Según el más reciente Estudio Sectorial de Servicios Públicos Domiciliarios de Acueducto y Alcantarillado de la Superintendencia de Servicios Públicos, solo el 48% de los municipios del país (541 de 1.222) cuentan con una Planta de tratamiento de agua residual (PTAR).

Por departamentos, Cundinamarca tiene la mayor cantidad de plantas, con un total de 137; seguido de Antioquia, 90; Boyacá, 39; Cauca, 37 y Tolima, con 36. Las principales necesidades se concentran en Amazonas, que no tiene ninguna; Vichada y Guainía, que poseen dos cada uno.

En el mismo sentido, en un informe publicado en 2018, el Fondo de Naciones Unidas (UNICEF) se ratificó que en Colombia solo se trata el 10% de las aguas residuales, a pesar de contar con una capacidad instalada del 20%.

En el ámbito internacional, otros estudios confirman que, en los países en vía de desarrollo como Colombia no se trata el 90% de las aguas residuales, mientras que, en naciones con altos niveles de desarrollo como Suiza, el 95% de la población que vive alrededor del lago de Ginebra está conectada a una Planta de tratamiento de agua residual (PTAR).

Todo lo anterior demuestra que hay un gran trabajo por hacer y ejercicios pedagógicos como el caso simulado de este año, que permiten que estudiantes no sólo se interesen por estas realidades, sino también que puedan desarrollar habilidades técnicas y de trabajo en equipo, al mismo tiempo que aplican conocimientos adquiridos a lo largo de sus carreras.

De acuerdo con expertos, el objetivo de este tipo de plantas es limpiar el agua residual de la industria que llega a los ríos, lagos, lagunas, mares y océanos, para disminuir su contaminación.

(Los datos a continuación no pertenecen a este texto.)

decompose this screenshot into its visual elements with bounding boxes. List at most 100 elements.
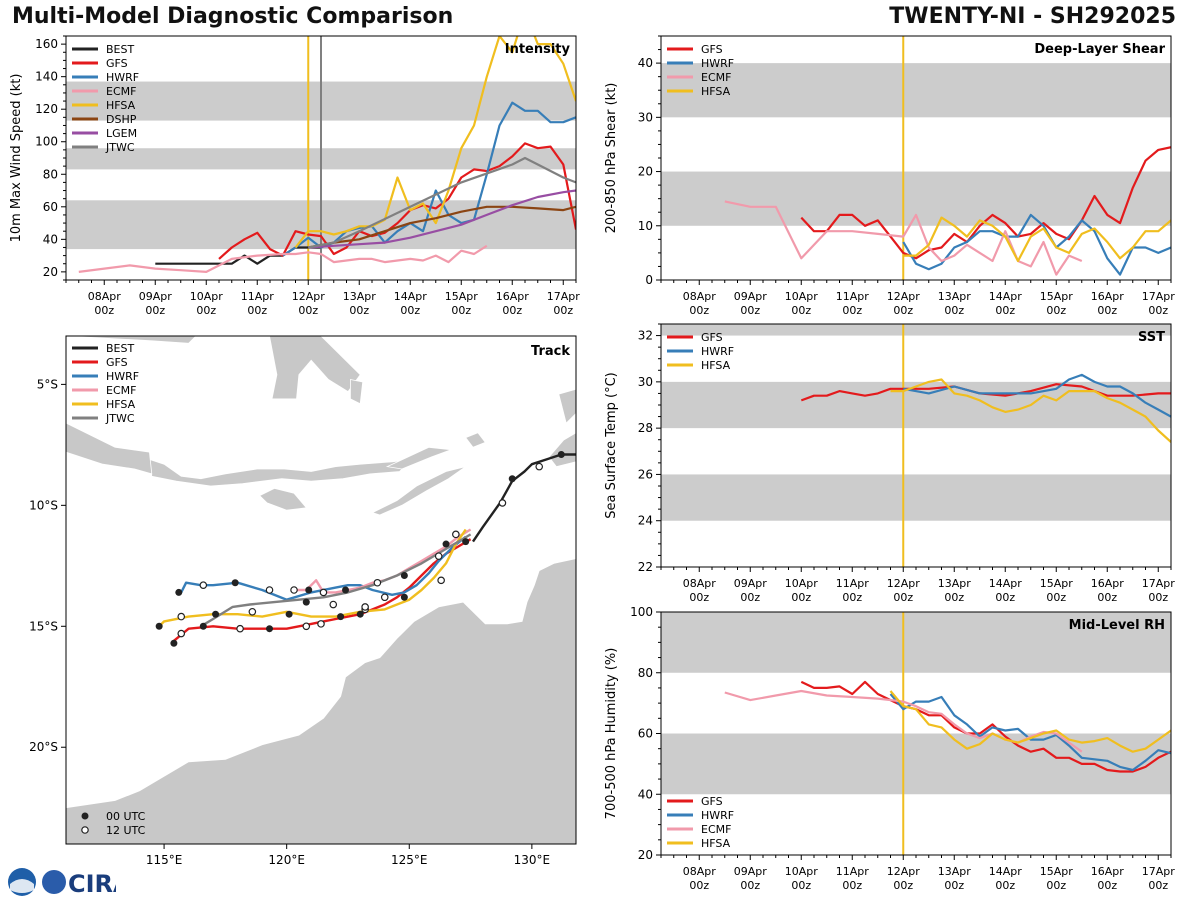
series-line-gfs	[800, 146, 1171, 260]
legend-marker-label: 12 UTC	[106, 824, 146, 837]
track-marker-12utc	[302, 622, 311, 631]
lon-tick-label: 125°E	[391, 853, 428, 867]
track-line-hwrf	[180, 535, 467, 601]
land-aru-kei	[558, 388, 576, 424]
cira-logo: CIRA	[8, 868, 116, 898]
x-tick-label-hour: 00z	[791, 304, 811, 317]
legend-label-best: BEST	[106, 43, 134, 56]
y-tick-label: 32	[638, 329, 653, 343]
series-line-hfsa	[889, 690, 1171, 753]
legend-label-gfs: GFS	[106, 356, 128, 369]
track-marker-00utc	[266, 625, 274, 633]
track-marker-00utc	[175, 588, 183, 596]
x-tick-label-hour: 00z	[791, 879, 811, 892]
x-tick-label-day: 10Apr	[785, 290, 819, 303]
x-tick-label-hour: 00z	[145, 304, 165, 317]
x-tick-label-day: 17Apr	[547, 290, 581, 303]
track-marker-12utc	[373, 578, 382, 587]
x-tick-label-hour: 00z	[1148, 879, 1168, 892]
x-tick-label-hour: 00z	[740, 591, 760, 604]
plot-frame	[660, 323, 1172, 568]
shading-band	[661, 612, 1171, 673]
x-tick-label-day: 08Apr	[88, 290, 122, 303]
track-marker-00utc	[400, 571, 408, 579]
legend-label-jtwc: JTWC	[105, 141, 135, 154]
legend-label-ecmf: ECMF	[106, 85, 136, 98]
x-tick-label-day: 15Apr	[1040, 290, 1074, 303]
legend-marker-label: 00 UTC	[106, 810, 146, 823]
track-marker-12utc	[498, 499, 507, 507]
legend-label-dshp: DSHP	[106, 113, 137, 126]
x-tick-label-hour: 00z	[689, 879, 709, 892]
y-tick-label: 10	[638, 219, 653, 233]
lat-tick-label: 20°S	[29, 740, 58, 754]
land-sumba	[259, 487, 308, 511]
y-tick-label: 40	[638, 787, 653, 801]
x-tick-label-day: 13Apr	[938, 290, 972, 303]
land-buton	[350, 379, 364, 405]
legend-label-hfsa: HFSA	[701, 85, 731, 98]
track-marker-00utc	[462, 538, 470, 546]
y-tick-label: 80	[43, 167, 58, 181]
y-tick-label: 20	[638, 165, 653, 179]
track-marker-00utc	[442, 540, 450, 548]
x-tick-label-hour: 00z	[944, 879, 964, 892]
x-tick-label-day: 09Apr	[139, 290, 173, 303]
track-marker-12utc	[319, 588, 328, 597]
y-tick-label: 60	[43, 200, 58, 214]
x-tick-label-hour: 00z	[1148, 304, 1168, 317]
x-tick-label-day: 13Apr	[938, 865, 972, 878]
x-tick-label-hour: 00z	[791, 591, 811, 604]
track-marker-12utc	[177, 612, 186, 621]
x-tick-label-day: 16Apr	[1091, 290, 1125, 303]
x-tick-label-hour: 00z	[1097, 879, 1117, 892]
land-sulawesi-south	[269, 336, 361, 400]
legend-label-gfs: GFS	[701, 43, 723, 56]
land-timor	[371, 466, 466, 516]
storm-id-title: TWENTY-NI - SH292025	[889, 4, 1176, 29]
map-frame	[65, 335, 577, 845]
y-axis-label: 700-500 hPa Humidity (%)	[604, 648, 619, 820]
x-tick-label-day: 15Apr	[1040, 577, 1074, 590]
lon-tick-label: 120°E	[268, 853, 305, 867]
x-tick-label-hour: 00z	[842, 304, 862, 317]
legend-label-hwrf: HWRF	[106, 370, 139, 383]
track-marker-00utc	[212, 610, 220, 618]
shading-band	[661, 63, 1171, 118]
x-tick-label-day: 11Apr	[241, 290, 275, 303]
series-line-hwrf	[889, 693, 1171, 772]
x-tick-label-hour: 00z	[502, 304, 522, 317]
x-tick-label-day: 10Apr	[785, 865, 819, 878]
y-tick-label: 120	[35, 102, 58, 116]
series-line-lgem	[308, 189, 576, 249]
x-tick-label-day: 11Apr	[836, 865, 870, 878]
x-tick-label-hour: 00z	[196, 304, 216, 317]
x-tick-label-day: 15Apr	[1040, 865, 1074, 878]
x-tick-label-day: 11Apr	[836, 577, 870, 590]
track-marker-00utc	[155, 622, 163, 630]
y-tick-label: 0	[645, 273, 653, 287]
series-line-hfsa	[903, 216, 1171, 263]
x-tick-label-hour: 00z	[893, 591, 913, 604]
svg-text:CIRA: CIRA	[68, 870, 116, 898]
track-line-hfsa	[158, 528, 467, 628]
y-axis-label: Sea Surface Temp (°C)	[604, 372, 619, 519]
y-tick-label: 28	[638, 421, 653, 435]
y-tick-label: 20	[43, 265, 58, 279]
x-tick-label-day: 14Apr	[989, 577, 1023, 590]
lon-tick-label: 130°E	[514, 853, 551, 867]
x-tick-label-hour: 00z	[995, 304, 1015, 317]
y-tick-label: 140	[35, 70, 58, 84]
panel-shear: 01020304008Apr00z09Apr00z10Apr00z11Apr00…	[604, 35, 1175, 317]
panel-title: Deep-Layer Shear	[1034, 42, 1165, 57]
legend-label-ecmf: ECMF	[701, 823, 731, 836]
series-line-hwrf	[902, 213, 1171, 276]
track-marker-12utc	[452, 530, 460, 539]
x-tick-label-hour: 00z	[1097, 304, 1117, 317]
track-marker-00utc	[305, 586, 313, 594]
x-tick-label-hour: 00z	[995, 879, 1015, 892]
track-line-jtwc	[200, 533, 472, 628]
x-tick-label-hour: 00z	[1148, 591, 1168, 604]
panel-title: Track	[531, 344, 570, 359]
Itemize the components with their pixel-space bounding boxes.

Entre sus beneficios está el impacto a la agricultura y a los procesos industriales, pues ayuda al saneamiento del agua potable para el consumo humano, disminuye el control de plagas, entre otros.

Las Plantas de tratamiento de aguas residuales (PTARS) pueden incrementar el rendimiento en la agricultura y la acuicultura, pues permiten reutilizar el agua para usos agropecuarios en zonas áridas y o semiáridas; en el riego de jardines, zonas verdes urbanas y parques, y en la recuperación de áreas desiertas que están en peligro de desertificación, mediante riego y fertilización.

Todos estos beneficios y oportunidades de contribución social hacen parte de las grandes motivaciones que tenemos en Sika para seguir pensando en soluciones de alta calidad a escenarios reales que contribuyan al crecimiento de su carrera y, a través del Premio Sika, descubrir nuevos talentos en capacidad de responder a estos retos y muchos más.